- Kategori
- Edebiyat
Apareka'ya ilk mektup

Farkında mısın Apareka?
Hiçbir şey aynı değil aslında.
Ne nehirler benziyor birbirine ne denizler.
Renkleri başka, derinlikleri başka,
Kıyıları, dalgaları
Ve fırtınaları
Ve yatakları
Ve bağrında hayat bulan canlıları…
Ağaç der geçersin Apareka,
Yeşili bile aynı değil.
Çamı, akasyası, selvisi,
Söğüdü, sümbülü, sediri…
Yüzlerce Apareka
Binlerce belki.
Aynı değil gölgesi,
Rüzgarda salınırken kulağına dolan sesi
Ve daha Apareka
Daha nicesi…
Tek bir gökyüzü var dersin.
Değil.
Birazı gündüz, birazı gece.
Benim başımın üstünde kurşuni
Ve belki senin bulutlarının ardı bebek mavisi.
Senin derini yakar güneşi
Benim iliklerime işler ayazı
Değil Apareka,
Gökyüzü bile aynı değil.
Yürüdüğümüz toprak yol dersen,
Rengi başka, yokuşu başka, kokusu başka.
Üstünde bıraktığımız ayak izi başka
Yanında boy veren çiçeklerimiz benzemez birbirine.
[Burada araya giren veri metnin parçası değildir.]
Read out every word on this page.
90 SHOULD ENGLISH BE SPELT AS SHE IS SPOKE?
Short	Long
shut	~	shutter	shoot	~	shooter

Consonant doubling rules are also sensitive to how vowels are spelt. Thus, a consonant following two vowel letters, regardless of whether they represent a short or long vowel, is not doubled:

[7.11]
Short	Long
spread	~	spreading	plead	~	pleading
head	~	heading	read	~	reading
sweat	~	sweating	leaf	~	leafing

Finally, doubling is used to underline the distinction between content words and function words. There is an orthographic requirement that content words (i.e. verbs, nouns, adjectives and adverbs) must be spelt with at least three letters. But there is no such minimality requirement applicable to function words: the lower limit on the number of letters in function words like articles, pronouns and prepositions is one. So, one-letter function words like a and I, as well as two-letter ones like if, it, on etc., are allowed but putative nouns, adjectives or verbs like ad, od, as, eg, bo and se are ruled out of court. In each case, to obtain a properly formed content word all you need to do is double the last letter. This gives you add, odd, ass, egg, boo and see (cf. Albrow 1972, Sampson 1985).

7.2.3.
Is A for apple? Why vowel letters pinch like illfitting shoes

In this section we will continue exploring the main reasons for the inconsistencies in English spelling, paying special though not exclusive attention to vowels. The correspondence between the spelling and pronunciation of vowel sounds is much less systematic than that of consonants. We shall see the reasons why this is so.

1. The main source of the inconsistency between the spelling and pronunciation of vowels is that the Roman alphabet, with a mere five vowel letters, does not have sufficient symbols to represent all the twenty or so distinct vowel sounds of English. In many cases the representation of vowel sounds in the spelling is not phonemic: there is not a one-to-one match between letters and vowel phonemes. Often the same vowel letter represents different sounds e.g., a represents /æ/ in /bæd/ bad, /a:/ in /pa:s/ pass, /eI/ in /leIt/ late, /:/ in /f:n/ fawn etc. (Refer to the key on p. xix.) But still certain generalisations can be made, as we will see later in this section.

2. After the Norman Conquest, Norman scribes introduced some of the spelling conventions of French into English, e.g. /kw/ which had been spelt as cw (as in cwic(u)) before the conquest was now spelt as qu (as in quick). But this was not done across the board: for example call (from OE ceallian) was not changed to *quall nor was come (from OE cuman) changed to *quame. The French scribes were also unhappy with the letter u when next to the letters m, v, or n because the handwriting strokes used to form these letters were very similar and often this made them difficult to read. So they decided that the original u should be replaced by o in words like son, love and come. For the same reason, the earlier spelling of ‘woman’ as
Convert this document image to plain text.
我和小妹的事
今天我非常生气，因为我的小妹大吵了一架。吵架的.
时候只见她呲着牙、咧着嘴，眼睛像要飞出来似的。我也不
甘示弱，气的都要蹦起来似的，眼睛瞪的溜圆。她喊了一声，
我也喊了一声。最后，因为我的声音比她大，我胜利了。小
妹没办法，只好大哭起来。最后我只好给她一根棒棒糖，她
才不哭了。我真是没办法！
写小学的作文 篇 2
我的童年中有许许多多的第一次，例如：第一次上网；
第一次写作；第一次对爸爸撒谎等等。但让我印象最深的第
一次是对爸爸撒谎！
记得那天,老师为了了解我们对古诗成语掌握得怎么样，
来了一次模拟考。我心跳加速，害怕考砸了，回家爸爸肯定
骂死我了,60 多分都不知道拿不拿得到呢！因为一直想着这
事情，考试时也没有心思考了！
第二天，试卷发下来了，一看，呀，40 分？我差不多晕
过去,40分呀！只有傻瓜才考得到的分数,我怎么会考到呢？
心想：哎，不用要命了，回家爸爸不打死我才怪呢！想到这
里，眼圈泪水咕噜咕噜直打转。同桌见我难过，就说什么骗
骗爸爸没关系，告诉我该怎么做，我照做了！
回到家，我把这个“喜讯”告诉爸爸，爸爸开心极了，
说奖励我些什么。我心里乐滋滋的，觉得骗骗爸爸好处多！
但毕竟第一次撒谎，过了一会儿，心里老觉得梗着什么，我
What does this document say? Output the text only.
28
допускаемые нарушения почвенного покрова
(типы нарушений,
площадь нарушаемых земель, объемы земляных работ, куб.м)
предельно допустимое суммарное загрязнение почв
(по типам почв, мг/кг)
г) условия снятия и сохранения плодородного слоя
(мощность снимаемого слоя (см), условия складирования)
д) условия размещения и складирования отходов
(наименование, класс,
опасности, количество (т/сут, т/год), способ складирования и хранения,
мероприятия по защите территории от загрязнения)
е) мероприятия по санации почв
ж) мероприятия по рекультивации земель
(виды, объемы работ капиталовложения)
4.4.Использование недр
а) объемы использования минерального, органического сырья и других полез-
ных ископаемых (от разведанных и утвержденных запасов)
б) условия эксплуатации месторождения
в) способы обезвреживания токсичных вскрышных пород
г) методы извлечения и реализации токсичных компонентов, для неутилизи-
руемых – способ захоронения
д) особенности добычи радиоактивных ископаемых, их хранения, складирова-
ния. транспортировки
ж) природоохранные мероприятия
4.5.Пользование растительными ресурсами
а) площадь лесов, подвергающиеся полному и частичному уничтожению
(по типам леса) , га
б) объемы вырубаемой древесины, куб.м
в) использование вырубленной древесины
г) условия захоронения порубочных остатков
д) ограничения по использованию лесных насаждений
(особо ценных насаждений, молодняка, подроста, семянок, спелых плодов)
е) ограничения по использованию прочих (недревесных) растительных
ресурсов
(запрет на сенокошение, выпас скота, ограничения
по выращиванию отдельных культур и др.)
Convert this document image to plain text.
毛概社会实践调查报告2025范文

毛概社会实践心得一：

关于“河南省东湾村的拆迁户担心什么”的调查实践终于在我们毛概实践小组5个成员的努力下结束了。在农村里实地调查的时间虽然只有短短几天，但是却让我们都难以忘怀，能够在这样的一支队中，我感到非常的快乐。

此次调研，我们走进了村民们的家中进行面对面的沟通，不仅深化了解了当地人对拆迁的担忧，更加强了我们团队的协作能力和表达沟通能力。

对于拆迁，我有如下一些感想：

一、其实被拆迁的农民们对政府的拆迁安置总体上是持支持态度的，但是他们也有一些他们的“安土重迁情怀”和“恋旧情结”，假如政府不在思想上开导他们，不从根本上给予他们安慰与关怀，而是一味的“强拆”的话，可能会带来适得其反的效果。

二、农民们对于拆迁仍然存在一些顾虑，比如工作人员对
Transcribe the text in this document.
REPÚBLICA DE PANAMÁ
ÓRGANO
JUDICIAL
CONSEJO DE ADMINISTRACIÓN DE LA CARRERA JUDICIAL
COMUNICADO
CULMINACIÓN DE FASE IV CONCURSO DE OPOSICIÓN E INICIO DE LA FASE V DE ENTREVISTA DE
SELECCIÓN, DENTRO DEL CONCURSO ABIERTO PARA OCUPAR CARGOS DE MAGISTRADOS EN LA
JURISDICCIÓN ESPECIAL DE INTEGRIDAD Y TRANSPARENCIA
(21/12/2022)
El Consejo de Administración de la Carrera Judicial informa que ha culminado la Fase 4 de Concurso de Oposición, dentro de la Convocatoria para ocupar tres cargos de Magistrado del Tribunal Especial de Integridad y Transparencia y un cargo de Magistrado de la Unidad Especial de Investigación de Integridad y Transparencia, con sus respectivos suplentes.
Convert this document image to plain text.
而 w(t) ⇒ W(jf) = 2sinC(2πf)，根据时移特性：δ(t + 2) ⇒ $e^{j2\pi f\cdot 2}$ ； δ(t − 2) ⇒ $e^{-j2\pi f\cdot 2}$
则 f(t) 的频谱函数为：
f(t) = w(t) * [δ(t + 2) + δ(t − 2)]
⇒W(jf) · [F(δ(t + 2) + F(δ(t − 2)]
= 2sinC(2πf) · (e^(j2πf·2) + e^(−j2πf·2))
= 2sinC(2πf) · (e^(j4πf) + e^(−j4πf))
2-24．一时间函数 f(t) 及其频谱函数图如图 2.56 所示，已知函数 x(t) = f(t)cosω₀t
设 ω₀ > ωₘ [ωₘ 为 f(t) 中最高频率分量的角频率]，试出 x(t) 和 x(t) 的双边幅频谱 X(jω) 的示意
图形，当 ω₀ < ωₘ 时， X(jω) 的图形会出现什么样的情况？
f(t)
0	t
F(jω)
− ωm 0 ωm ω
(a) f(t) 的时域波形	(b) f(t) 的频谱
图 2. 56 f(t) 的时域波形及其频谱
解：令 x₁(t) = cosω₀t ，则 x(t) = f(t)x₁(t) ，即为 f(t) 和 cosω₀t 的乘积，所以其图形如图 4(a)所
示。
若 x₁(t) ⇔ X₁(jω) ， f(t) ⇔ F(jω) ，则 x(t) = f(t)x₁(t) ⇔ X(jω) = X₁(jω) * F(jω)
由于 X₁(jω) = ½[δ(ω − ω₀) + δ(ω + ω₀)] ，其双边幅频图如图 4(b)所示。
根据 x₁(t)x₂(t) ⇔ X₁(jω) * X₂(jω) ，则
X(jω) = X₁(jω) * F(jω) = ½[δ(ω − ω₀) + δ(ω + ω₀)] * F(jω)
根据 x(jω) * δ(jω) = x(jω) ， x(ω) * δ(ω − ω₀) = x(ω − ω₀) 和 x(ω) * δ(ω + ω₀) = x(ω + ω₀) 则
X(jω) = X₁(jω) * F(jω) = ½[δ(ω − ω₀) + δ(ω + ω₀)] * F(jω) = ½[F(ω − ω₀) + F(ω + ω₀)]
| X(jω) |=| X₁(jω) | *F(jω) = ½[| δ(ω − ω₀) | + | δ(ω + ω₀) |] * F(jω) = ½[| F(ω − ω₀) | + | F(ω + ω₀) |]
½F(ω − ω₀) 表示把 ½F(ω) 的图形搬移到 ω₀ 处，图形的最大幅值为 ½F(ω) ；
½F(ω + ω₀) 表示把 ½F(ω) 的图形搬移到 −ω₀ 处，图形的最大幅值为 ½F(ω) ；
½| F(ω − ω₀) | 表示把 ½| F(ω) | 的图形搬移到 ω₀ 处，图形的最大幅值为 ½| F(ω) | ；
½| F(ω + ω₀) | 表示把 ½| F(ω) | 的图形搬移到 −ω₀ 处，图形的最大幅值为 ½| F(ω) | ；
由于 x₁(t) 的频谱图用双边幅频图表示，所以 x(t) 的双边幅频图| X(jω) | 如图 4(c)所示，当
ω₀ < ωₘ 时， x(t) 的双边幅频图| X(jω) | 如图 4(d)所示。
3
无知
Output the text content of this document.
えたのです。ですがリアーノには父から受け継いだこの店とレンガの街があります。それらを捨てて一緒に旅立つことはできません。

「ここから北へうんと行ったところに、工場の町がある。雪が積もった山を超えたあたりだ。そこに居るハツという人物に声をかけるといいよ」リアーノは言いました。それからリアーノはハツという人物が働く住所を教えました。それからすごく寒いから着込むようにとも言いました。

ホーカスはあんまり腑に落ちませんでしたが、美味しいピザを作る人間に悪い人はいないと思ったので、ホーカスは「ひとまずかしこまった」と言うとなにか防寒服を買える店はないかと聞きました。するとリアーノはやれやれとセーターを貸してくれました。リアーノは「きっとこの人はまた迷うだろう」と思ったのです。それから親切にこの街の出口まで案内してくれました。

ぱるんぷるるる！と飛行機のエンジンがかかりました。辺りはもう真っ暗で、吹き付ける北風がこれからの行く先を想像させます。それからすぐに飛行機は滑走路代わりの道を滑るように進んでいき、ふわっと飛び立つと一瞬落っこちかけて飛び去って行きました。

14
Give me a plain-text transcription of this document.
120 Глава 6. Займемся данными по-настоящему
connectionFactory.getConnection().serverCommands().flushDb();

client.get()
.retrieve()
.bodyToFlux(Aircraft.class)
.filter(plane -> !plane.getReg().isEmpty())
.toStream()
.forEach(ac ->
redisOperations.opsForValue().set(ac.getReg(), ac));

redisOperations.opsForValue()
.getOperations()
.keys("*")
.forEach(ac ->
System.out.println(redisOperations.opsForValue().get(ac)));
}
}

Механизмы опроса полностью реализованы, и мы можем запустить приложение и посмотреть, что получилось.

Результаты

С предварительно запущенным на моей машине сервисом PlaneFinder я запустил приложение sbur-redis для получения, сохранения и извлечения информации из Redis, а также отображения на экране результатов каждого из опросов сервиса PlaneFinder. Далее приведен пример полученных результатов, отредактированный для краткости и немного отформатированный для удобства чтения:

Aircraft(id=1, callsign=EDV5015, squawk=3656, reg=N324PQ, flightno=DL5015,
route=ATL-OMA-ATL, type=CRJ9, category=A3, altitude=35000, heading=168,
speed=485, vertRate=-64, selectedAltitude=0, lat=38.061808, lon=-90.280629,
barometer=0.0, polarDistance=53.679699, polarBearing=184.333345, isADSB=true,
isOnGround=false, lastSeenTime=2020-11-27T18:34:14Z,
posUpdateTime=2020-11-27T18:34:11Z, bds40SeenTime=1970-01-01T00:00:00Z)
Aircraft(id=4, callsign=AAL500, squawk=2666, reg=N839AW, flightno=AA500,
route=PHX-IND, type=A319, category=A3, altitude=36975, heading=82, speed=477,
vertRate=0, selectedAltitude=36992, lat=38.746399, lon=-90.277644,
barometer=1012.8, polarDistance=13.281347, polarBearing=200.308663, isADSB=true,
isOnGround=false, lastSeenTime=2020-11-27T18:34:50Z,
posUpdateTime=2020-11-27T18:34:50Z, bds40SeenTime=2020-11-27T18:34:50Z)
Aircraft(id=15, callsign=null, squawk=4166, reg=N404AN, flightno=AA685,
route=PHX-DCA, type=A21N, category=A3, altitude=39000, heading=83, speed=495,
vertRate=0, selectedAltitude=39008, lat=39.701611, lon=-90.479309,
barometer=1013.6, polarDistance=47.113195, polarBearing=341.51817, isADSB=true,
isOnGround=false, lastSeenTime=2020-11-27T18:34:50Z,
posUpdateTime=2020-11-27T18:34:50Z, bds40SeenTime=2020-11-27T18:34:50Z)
Ya o çiçeklere konan böcekler?
Yüzbinlerceler Apareka
Ve her biri başka cisimde.
Sokaklar, kaldırımlar,
merdivenler ve evler
ve evlerin kokuları…
çatılar, dumanı tüten bacalar,
çöp tenekeleri ve etrafını mesken tutan aç kediler…
Koca koca dağlar Apareka
Ve zirvelerini gelin duvağı misali örten karlar…
Hepsi Apareka,
Hepsi farklı ve benzersiz.
Ya sen?
Sen de benzemiyorsun kimseye
Hiçbir şeye.
Ne gözlerin, ne bakışların
Ne gülüşün ne de nefes alışların…
Yürümen, koşman, uyuman, uyanman…
Hiçbiri Apareka anlıyor musun?
Hiçbiri benzemiyor bir başkasına.
O halde söyle şimdi bana
Nasıl olabilir fikrimiz aynı, hissimiz aynı?
Nasıl görebilir yüreğimiz dünyayı aynı?
Susma!
Aynı duayı edebilir miyiz seninle,
Aynı acıya ağlayabilir miyiz?
Bir kaşık çorbadan aynı tadı alabilir miyiz?
Mümkün müdür seninle aynı çığlıkla sevinmemiz?
Kalbimizi toz bulutu gibi dağıtan aşklarımız peki?
Kıskançlıklarımız, kırgınlıklarımız dokunur mu birbirine uzaktan da olsa?
Olmaz Apareka!
Ölüm bile başka başka gezinir yanımızda
Seni masallarındaki ülkeye götürür,
Belki beni, yerin yedi kat altına.
Biz Apareka,
Biz farklıyız.
Öyle tasarlamış Tanrı’mız.
Beni kendine benzetmeye çalışman nafile.
Zorlama!
Burası polifonik bir dünya.
Bak, ayrı ezgilerin bir arada tınlayan şu muhteşem ahengine
Gel, renklerimize bulanalım gönlümüzce
Kıralım zehirli iğnelerimizi, gel.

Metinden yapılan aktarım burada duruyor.